The A/B test was set up like so:

  1. Configuration in govuk-cdn-config.
  2. Logic in finder-frontend to pass one of two URL parameters to search-api, based on the CDN-level A/B test.
  3. Logic in search-api to choose a cluster based on the parameter from finder-frontend.

The general A/B test process is covered in the dev docs.

For the A/B test we monitored click-through rate, proportion of search refinements, and proportion of search exits. The test revealed a significant degradation in our metrics compared with Elasticsearch 5, and we were unable to proceed with the switch without doing work to improve the search results.

The two main changes in Elasticsearch 6 which impacted search result quality were:

  • Switching from classic similarity to BM25 similarity. This issue arose with Elasticsearch 5, but we decided to go ahead with the new similarity when moving to Elasticsearch 6.

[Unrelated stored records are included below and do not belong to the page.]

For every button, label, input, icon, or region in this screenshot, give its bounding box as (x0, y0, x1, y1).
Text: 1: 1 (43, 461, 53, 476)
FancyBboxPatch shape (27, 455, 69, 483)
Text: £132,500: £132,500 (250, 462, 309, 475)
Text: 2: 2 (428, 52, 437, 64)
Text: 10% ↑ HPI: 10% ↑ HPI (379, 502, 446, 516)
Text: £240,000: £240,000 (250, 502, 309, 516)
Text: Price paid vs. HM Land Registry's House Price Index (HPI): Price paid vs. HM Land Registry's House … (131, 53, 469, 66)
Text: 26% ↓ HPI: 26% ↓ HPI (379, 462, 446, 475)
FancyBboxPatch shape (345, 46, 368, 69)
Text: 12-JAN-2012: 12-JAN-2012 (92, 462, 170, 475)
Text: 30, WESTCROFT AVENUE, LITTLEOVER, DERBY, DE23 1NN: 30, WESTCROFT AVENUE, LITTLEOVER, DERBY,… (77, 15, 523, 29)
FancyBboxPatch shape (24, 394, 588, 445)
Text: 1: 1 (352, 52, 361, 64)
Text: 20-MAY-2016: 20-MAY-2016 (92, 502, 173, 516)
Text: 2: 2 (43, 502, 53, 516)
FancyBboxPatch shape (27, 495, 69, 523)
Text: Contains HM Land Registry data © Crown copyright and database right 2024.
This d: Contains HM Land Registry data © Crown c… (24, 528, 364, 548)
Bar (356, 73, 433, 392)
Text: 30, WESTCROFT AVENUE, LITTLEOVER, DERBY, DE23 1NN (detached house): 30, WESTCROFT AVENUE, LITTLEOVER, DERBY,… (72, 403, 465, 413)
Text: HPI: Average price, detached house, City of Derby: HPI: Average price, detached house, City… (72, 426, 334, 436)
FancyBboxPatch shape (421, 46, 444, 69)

  • The removal of query coordination factors, affecting the scoring of multi-clause should and must queries. This meant that even if we switched back to classic similarity, we wouldn't get the same results we had with Elasticsearch 5.

With query coordination factors, multi-clause should and must queries are scored as:

sum(clause scores) * num(matching clauses) / num(clauses)

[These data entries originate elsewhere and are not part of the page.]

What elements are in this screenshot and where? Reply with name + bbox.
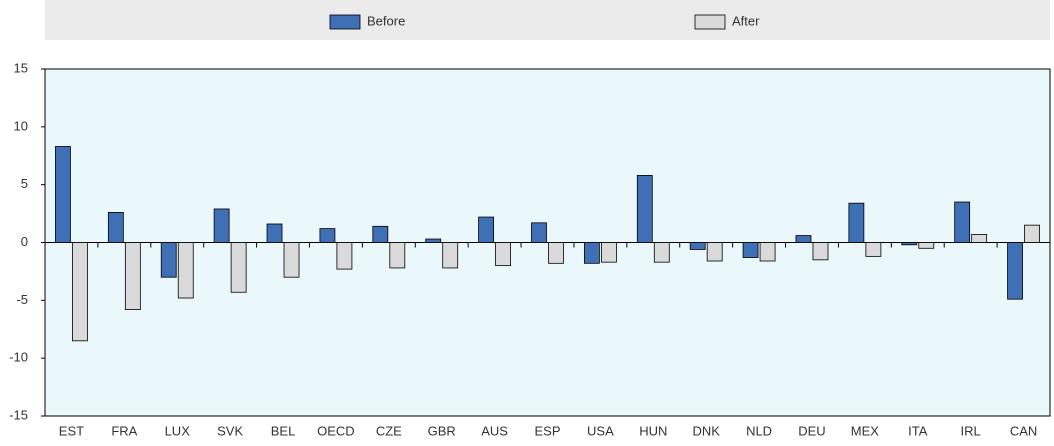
x-tick-label: AUS: [481, 423, 508, 438]
bar: [1007, 242, 1023, 300]
x-tick-label: EST: [59, 423, 84, 438]
y-tick-label: 10: [14, 118, 28, 133]
legend-swatch: [329, 14, 361, 30]
bar: [266, 223, 283, 243]
y-tick-label: -5: [16, 292, 28, 307]
bar: [124, 242, 141, 310]
x-tick-label: CAN: [1010, 423, 1037, 438]
bar: [372, 225, 389, 243]
bar: [600, 242, 617, 263]
y-tick-label: 15: [14, 60, 28, 75]
x-tick-label: USA: [587, 423, 614, 438]
x-tick-label: DNK: [692, 423, 720, 438]
bar: [425, 238, 442, 243]
legend-label: After: [732, 13, 760, 28]
bar: [812, 242, 829, 261]
bar: [55, 146, 71, 243]
bar: [336, 242, 353, 270]
bar: [795, 235, 812, 243]
bar: [954, 201, 971, 243]
x-tick-label: LUX: [165, 423, 191, 438]
y-tick-label: 0: [21, 234, 28, 249]
x-tick-label: MEX: [851, 423, 880, 438]
y-tick-label: -10: [9, 350, 28, 365]
x-tick-label: ESP: [534, 423, 560, 438]
bar: [177, 242, 194, 299]
bar: [283, 242, 300, 278]
bar: [478, 216, 495, 243]
bar: [213, 208, 230, 243]
bar: [389, 242, 406, 269]
bar: [653, 242, 670, 263]
bar: [759, 242, 776, 262]
bar: [1024, 224, 1040, 243]
bar: [706, 242, 723, 262]
bar: [971, 234, 988, 243]
x-tick-label: OECD: [317, 423, 355, 438]
x-tick-label: CZE: [376, 423, 402, 438]
bar: [583, 242, 600, 264]
x-tick-label: IRL: [961, 423, 981, 438]
x-tick-label: ITA: [908, 423, 928, 438]
legend-swatch: [694, 14, 726, 30]
y-tick-label: 5: [21, 176, 28, 191]
bar: [848, 202, 865, 243]
bar: [901, 242, 918, 246]
legend-label: Before: [367, 13, 405, 28]
x-tick-label: DEU: [798, 423, 825, 438]
x-tick-label: FRA: [111, 423, 137, 438]
x-tick-label: GBR: [428, 423, 456, 438]
bar: [742, 242, 759, 258]
bar: [107, 212, 124, 243]
bar: [495, 242, 512, 267]
bar: [689, 242, 706, 250]
bar: [636, 175, 653, 243]
bar: [918, 242, 935, 249]
bar: [865, 242, 882, 257]
x-tick-label: NLD: [746, 423, 772, 438]
bar: [442, 242, 459, 269]
bar: [72, 242, 88, 342]
bar: [531, 222, 547, 243]
x-tick-label: BEL: [271, 423, 296, 438]
bar: [319, 228, 336, 243]
bar: [230, 242, 247, 293]
legend-background: [45, 0, 1050, 40]
bar: [160, 242, 177, 278]
bar: [548, 242, 564, 264]
y-tick-label: -15: [9, 407, 28, 422]
x-tick-label: SVK: [217, 423, 243, 438]
x-tick-label: HUN: [639, 423, 667, 438]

So if a query has 7 clauses and 2 of them match, the overall score is multipled by 2/7. The effect of this is to make documents which match multiple clauses tend to rank higher than documents which match fewer clauses, even if those fewer clauses are matched really well. The assumption is that the number of matching clauses is an important predictor of relevance.

Without query coordination factors, the query is scored as:

sum(clause scores)

Figuring out how to improve the search query was not a straightforward, or particularly systematic, process.

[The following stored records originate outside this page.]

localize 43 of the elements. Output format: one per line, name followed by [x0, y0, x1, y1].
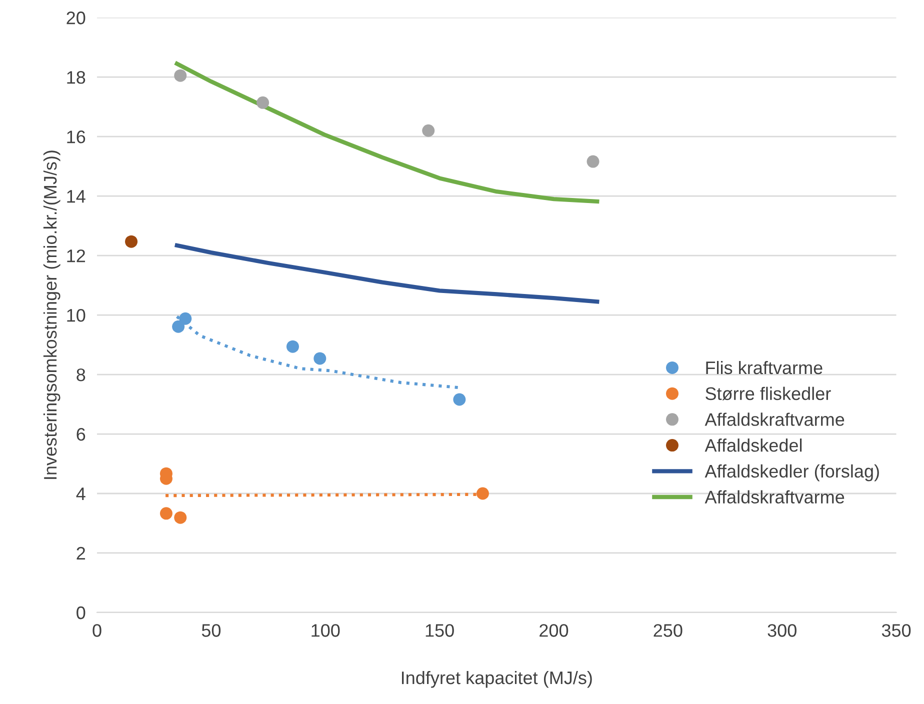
- x-tick-label: 0: [92, 624, 102, 637]
- point: [160, 507, 172, 520]
- x-tick-label: 50: [202, 624, 221, 637]
- y-tick-label: 20: [66, 12, 86, 24]
- legend-label: Affaldskedel: [704, 438, 802, 452]
- legend-label: Flis kraftvarme: [706, 360, 822, 374]
- y-tick-label: 6: [76, 428, 86, 441]
- y-tick-label: 2: [76, 546, 86, 560]
- line-series: [174, 62, 600, 204]
- y-tick-label: 12: [67, 249, 86, 262]
- y-tick-label: 0: [76, 606, 86, 620]
- point: [314, 352, 326, 365]
- x-tick-label: 100: [312, 624, 340, 637]
- legend-label: Affaldskedler (forslag): [704, 464, 879, 482]
- point: [286, 340, 299, 353]
- point: [179, 312, 192, 325]
- x-tick-label: 350: [882, 624, 911, 637]
- line-series: [174, 243, 600, 304]
- point: [256, 96, 270, 109]
- point: [172, 320, 185, 333]
- legend-label: Affaldskraftvarme: [704, 490, 844, 504]
- y-tick-label: 18: [67, 71, 86, 84]
- x-tick-label: 150: [426, 624, 454, 637]
- point: [125, 235, 138, 248]
- x-tick-label: 250: [654, 624, 682, 637]
- y-tick-label: 8: [76, 368, 86, 382]
- point: [174, 69, 187, 82]
- y-tick-label: 14: [67, 190, 86, 203]
- point: [174, 511, 187, 524]
- y-axis-title: Investeringsomkostninger (mio.kr./(MJ/s)): [43, 150, 60, 479]
- y-tick-label: 16: [67, 130, 86, 144]
- y-tick-label: 4: [76, 488, 86, 500]
- y-tick-label: 10: [67, 308, 86, 322]
- x-tick-label: 300: [768, 624, 796, 637]
- legend-label: Affaldskraftvarme: [704, 412, 844, 426]
- point: [422, 124, 435, 137]
- line-series: [175, 314, 461, 390]
- x-tick-label: 200: [540, 624, 568, 637]
- x-axis-title: Indfyret kapacitet (MJ/s): [402, 670, 592, 688]
- point: [586, 155, 600, 168]
- point: [453, 393, 466, 406]
- point: [476, 487, 489, 500]
- legend-label: Større fliskedler: [706, 386, 831, 400]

Our Elasticsearch 5 query is:

{
  bool: {
    should: [
      match_phrase("title", query),
      match_phrase("acronym", query),
      match_phrase("description", query),
      match_phrase("indexable_content", query),
      match_all_terms(%w(title acronym description indexable_content), query),
      match_any_terms(%w(title acronym description indexable_content), query),
      minimum_should_match("all_searchable_text", query)
    ],
  }
}

And the Elasticsearch 6 query we settled on is:

should_coord_query([
  match_all_terms(%w(title), query, MATCH_ALL_TITLE_BOOST),
  match_all_terms(%w(acronym), query, MATCH_ALL_ACRONYM_BOOST),
  match_all_terms(%w(description), query, MATCH_ALL_DESCRIPTION_BOOST),
  match_all_terms(%w(indexable_content), query, MATCH_ALL_INDEXABLE_CONTENT_BOOST),
  match_all_terms(%w(title acronym description indexable_content), query, MATCH_ALL_MULTI_BOOST),
  match_any_terms(%w(title acronym description indexable_content), query, MATCH_ANY_MULTI_BOOST),
  minimum_should_match("all_searchable_text", query, MATCH_MINIMUM_BOOST)
])

Here should_coord_query is a reimplementation of the query coordination factor-based scoring, using a function_score query. We also changed the match_phrase clauses in the Elasticsearch 5 query to match_all_terms clauses, and adjusted the field boosting factors.

We then ran the A/B test again, and found that the Elasticsearch 6 with the new query had a clickthrough rate within 3 percentage points of Elasticsearch 5 with the old query, and decided that this was good enough to go ahead with the switch.

Decomissioning Elasticsearch 5

The steps we followed to switch to Elasticsearch 6 permanently and to decomission Elasticsearch 5 were:

  1. Switch search-api to the B variant of the A/B test and disable the A cluster so no more indexing is done (PR #1713).
  2. Disable the A/B test in govuk-cdn-config (PR #203) and finder-frontend (PR #1611).
  3. Remove Elasticsearch 5 configuration from govuk-puppet (PR #9643).
  4. Remove Elasticsearch 5 from govuk-aws (PR #1123).

We didn't want to be permanently using the "B" configuration, which required some care to change:

  1. Set the ELASTICSEARCH_URI environment variable to the same value as the ELASTICSEARCH_B_URI environment variable in govuk-puppet (PR #9648).
  2. Swap out the "B" cluster configuration for the "A" cluster configuration (PR #1718).
  3. Unset the ELASTICSEARCH_B_URI environment variable in govuk-puppet (PR #9649).

This approach avoided the need to coordinate simultaneous deploys of search-api and govuk-puppet.